The difference this year is that one of those leaders will be railing from the inside.
Donald Trump has let it be known he is coming to this year’s summit of the world’s rich liberal democracies spoiling for a fight, and he does not mind wrecking established practice and old alliances if it plays well among his supporters.
This year’s conclave, opening on Friday, is being referred to as the G6 plus one, or the G7 minus one. It promises to be a showdown between the US president and everyone else.
Usually by this point the sherpas, diplomats who prepare for the summit, are working on the punctuation in the final communique. This time no one knows whether there is enough common language to put together any kind of joint statement by the meeting’s end on Saturday.
The Canadian host, Justin Trudeau, is seeking to make common cause with leaders from Europe and Japan against Trump’s “America First” unilateralism – in particular, his use of tariffs against traditional trading partners under the pretext that their exports represent a security threat to the US.
Trump’s reference to the 1814 burning of the White House, in a phone call with the Canadian prime minister, to justify steel and aluminium tariffs two centuries later suggests that facts are unlikely to play a significant role in the looming row (the British were the actual arsonists) and that the US president is seeking to stoke the row rather than defuse it.
Trudeau, like his European colleagues Theresa May, Angela Merkel and Emmanuel Macron, and the Japanese prime minister, Shinzo Abe, are stymied.
On the one hand, public opinion at home demands they stand up to Trump’s bullying. The imposition of tariffs is just the latest in a series of blows: Trump has already walked out of the Paris climate accord and abrogated the 2015 nuclear deal with Iran, imposing sanctions on any European company that continues to do business with Tehran. He has also broken with US allies in recognising Jerusalem as the capital of Israel.

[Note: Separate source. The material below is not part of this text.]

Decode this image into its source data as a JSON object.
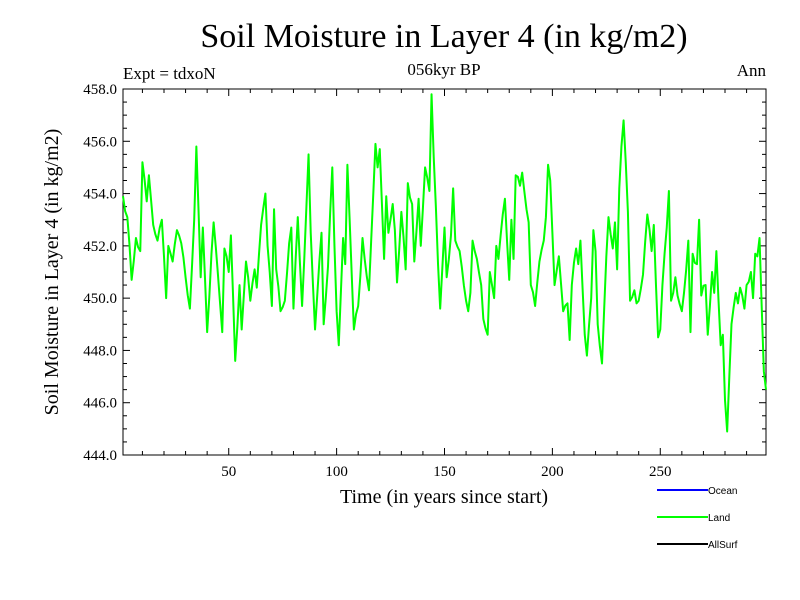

On the other hand, the Europeans, Canadians and Japanese cannot afford an escalation that turns into a full-blown trade war with a nation that accounts for more than half of the G7’s combined GDP.
“They have little choice than to respond, but at the same time they are shooting themselves in the foot,” said Sebastian Mallaby, a senior fellow at the Council on Foreign Relations thinktank. “Everyone loses from this except China and Russia.”

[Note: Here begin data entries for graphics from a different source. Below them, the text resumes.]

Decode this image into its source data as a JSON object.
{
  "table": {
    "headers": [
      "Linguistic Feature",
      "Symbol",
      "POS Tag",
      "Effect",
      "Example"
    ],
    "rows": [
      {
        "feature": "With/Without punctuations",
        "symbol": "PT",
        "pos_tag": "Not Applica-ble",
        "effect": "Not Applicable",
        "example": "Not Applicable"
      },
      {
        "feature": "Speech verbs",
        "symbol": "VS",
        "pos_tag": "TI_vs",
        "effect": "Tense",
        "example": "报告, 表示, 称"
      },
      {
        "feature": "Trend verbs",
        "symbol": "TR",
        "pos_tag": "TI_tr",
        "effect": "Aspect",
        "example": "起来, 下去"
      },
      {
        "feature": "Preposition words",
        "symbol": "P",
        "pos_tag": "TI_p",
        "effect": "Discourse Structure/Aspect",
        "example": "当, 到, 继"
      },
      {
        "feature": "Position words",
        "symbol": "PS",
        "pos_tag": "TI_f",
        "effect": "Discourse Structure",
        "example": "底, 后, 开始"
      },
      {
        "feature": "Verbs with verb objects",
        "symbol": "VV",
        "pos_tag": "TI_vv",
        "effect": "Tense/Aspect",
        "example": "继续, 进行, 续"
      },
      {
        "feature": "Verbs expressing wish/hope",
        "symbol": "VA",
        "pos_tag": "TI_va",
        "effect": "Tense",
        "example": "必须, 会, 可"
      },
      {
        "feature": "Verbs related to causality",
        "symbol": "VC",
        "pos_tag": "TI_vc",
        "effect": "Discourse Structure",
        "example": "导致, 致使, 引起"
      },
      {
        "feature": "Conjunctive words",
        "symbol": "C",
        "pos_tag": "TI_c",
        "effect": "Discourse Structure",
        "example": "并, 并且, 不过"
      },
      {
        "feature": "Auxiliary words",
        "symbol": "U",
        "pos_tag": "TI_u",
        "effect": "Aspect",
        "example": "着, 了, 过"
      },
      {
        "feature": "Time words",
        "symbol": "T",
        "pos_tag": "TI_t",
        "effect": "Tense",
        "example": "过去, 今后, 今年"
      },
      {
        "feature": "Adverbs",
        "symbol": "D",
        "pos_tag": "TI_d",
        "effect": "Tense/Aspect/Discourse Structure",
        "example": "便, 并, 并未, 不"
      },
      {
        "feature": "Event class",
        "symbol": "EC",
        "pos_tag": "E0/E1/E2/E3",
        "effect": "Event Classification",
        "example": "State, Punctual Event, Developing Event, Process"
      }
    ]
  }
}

It is far from clear Trump will stay for the full two days of the summit, as he will be off to play a starring role in a historic encounter in Singapore with the North Korean leader, Kim Jong-un. Before he goes, the US president will hold bilateral meetings with Macron and Trudeau, but there are no plans for him to meet Merkel or May.
The summit will be a particularly sharp test for Trudeau. He has sought to promote a progressive agenda focusing on gender equality, and the health of the world’s oceans, but all that is likely to be swamped by the fight over trade.

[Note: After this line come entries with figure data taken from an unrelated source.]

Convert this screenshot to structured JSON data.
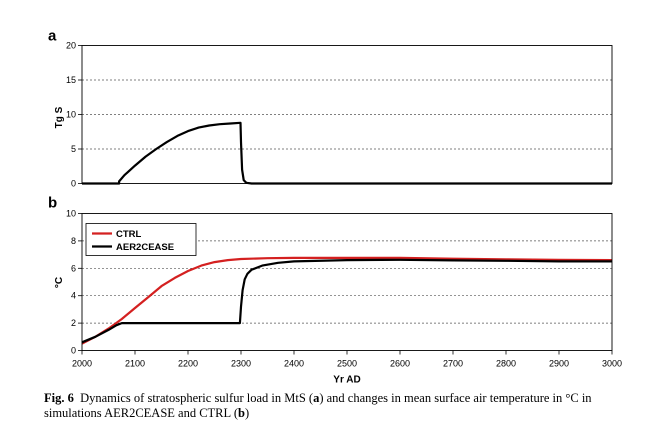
{
  "colors": {
    "ctrl": "#d42020",
    "aer2cease": "#000000",
    "grid": "#555555"
  },
  "caption": {
    "fig_label": "Fig. 6",
    "part1": "Dynamics of stratospheric sulfur load in MtS (",
    "ref_a": "a",
    "part2": ") and changes in mean surface air temperature in °C in simulations AER2CEASE and CTRL (",
    "ref_b": "b",
    "part3": ")"
  },
  "chart_data": [
    {
      "panel": "a",
      "type": "line",
      "title": "",
      "xlabel": "",
      "ylabel": "Tg S",
      "xlim": [
        2000,
        3000
      ],
      "ylim": [
        0,
        20
      ],
      "yticks": [
        "0",
        "5",
        "10",
        "15",
        "20"
      ],
      "grid": true,
      "series": [
        {
          "name": "AER2CEASE",
          "color": "#000000",
          "x": [
            2000,
            2070,
            2070,
            2080,
            2100,
            2120,
            2140,
            2160,
            2180,
            2200,
            2220,
            2240,
            2260,
            2280,
            2299,
            2300,
            2302,
            2305,
            2310,
            2320,
            3000
          ],
          "y": [
            0,
            0,
            0.3,
            1.2,
            2.6,
            3.9,
            5.0,
            6.0,
            6.9,
            7.6,
            8.1,
            8.4,
            8.6,
            8.7,
            8.8,
            6.0,
            2.0,
            0.5,
            0.1,
            0,
            0
          ]
        }
      ]
    },
    {
      "panel": "b",
      "type": "line",
      "title": "",
      "xlabel": "Yr AD",
      "ylabel": "°C",
      "xlim": [
        2000,
        3000
      ],
      "ylim": [
        0,
        10
      ],
      "xticks": [
        "2000",
        "2100",
        "2200",
        "2300",
        "2400",
        "2500",
        "2600",
        "2700",
        "2800",
        "2900",
        "3000"
      ],
      "yticks": [
        "0",
        "2",
        "4",
        "6",
        "8",
        "10"
      ],
      "grid": true,
      "legend": "top-left",
      "series": [
        {
          "name": "CTRL",
          "color": "#d42020",
          "x": [
            2000,
            2025,
            2050,
            2075,
            2100,
            2125,
            2150,
            2175,
            2200,
            2225,
            2250,
            2275,
            2300,
            2350,
            2400,
            2500,
            2600,
            2700,
            2800,
            2900,
            3000
          ],
          "y": [
            0.5,
            1.0,
            1.6,
            2.3,
            3.1,
            3.9,
            4.7,
            5.3,
            5.8,
            6.2,
            6.45,
            6.6,
            6.68,
            6.74,
            6.76,
            6.76,
            6.76,
            6.7,
            6.66,
            6.62,
            6.6
          ]
        },
        {
          "name": "AER2CEASE",
          "color": "#000000",
          "x": [
            2000,
            2025,
            2050,
            2065,
            2075,
            2100,
            2200,
            2298,
            2300,
            2303,
            2307,
            2312,
            2320,
            2340,
            2370,
            2400,
            2500,
            2600,
            2700,
            2800,
            2900,
            3000
          ],
          "y": [
            0.6,
            1.0,
            1.5,
            1.85,
            2.0,
            2.0,
            2.0,
            2.0,
            3.2,
            4.4,
            5.2,
            5.6,
            5.9,
            6.2,
            6.4,
            6.5,
            6.6,
            6.62,
            6.58,
            6.55,
            6.5,
            6.5
          ]
        }
      ]
    }
  ]
}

It will be Trump’s first visit to Canada since he became president and comes as the uncertainty looming over the renegotiations of the North American Free Trade Agreement has taken a toll on business investment in Canada.
The US tariffs – described earlier this week by Trudeau as “insulting” – are expected to inflict further damage as Canada is the world’s top supplier of American steel.
Trump is steadfastly disliked by most Canadians; in a recent poll many described the US president as corrupt, arrogant and a liar. In the same poll around 40% of respondents described Trudeau as charismatic, but nearly a third saw him as weak – suggesting they want to see him take a tougher line with Trump.
On Wednesday, Trudeau said he was preparing for heated exchanges at the summit. “We know there will certainly be frank and at times difficult conversations around the G7 table,” he told reporters. “Particularly with the American president on trade, on tariffs.”
The last serious discord among the G7 was over George W Bush’s invasion of Iraq. But the rift this time is sharper and broader. Even the UK is not siding with Washington. Trump is challenging the norms of western cohesion and rules-based trade that have been in place since the aftermath of the second world war.
“That is now what feels at stake. And that’s what is different,” Heather Conley, the director of the Europe programme at the Centre for Strategic and International Studies, said.
“This is a transition moving away from the 70-year-old system ... and we’re just moving to a new system. We just haven’t defined what that new system and who will lead it and the rules that will be.”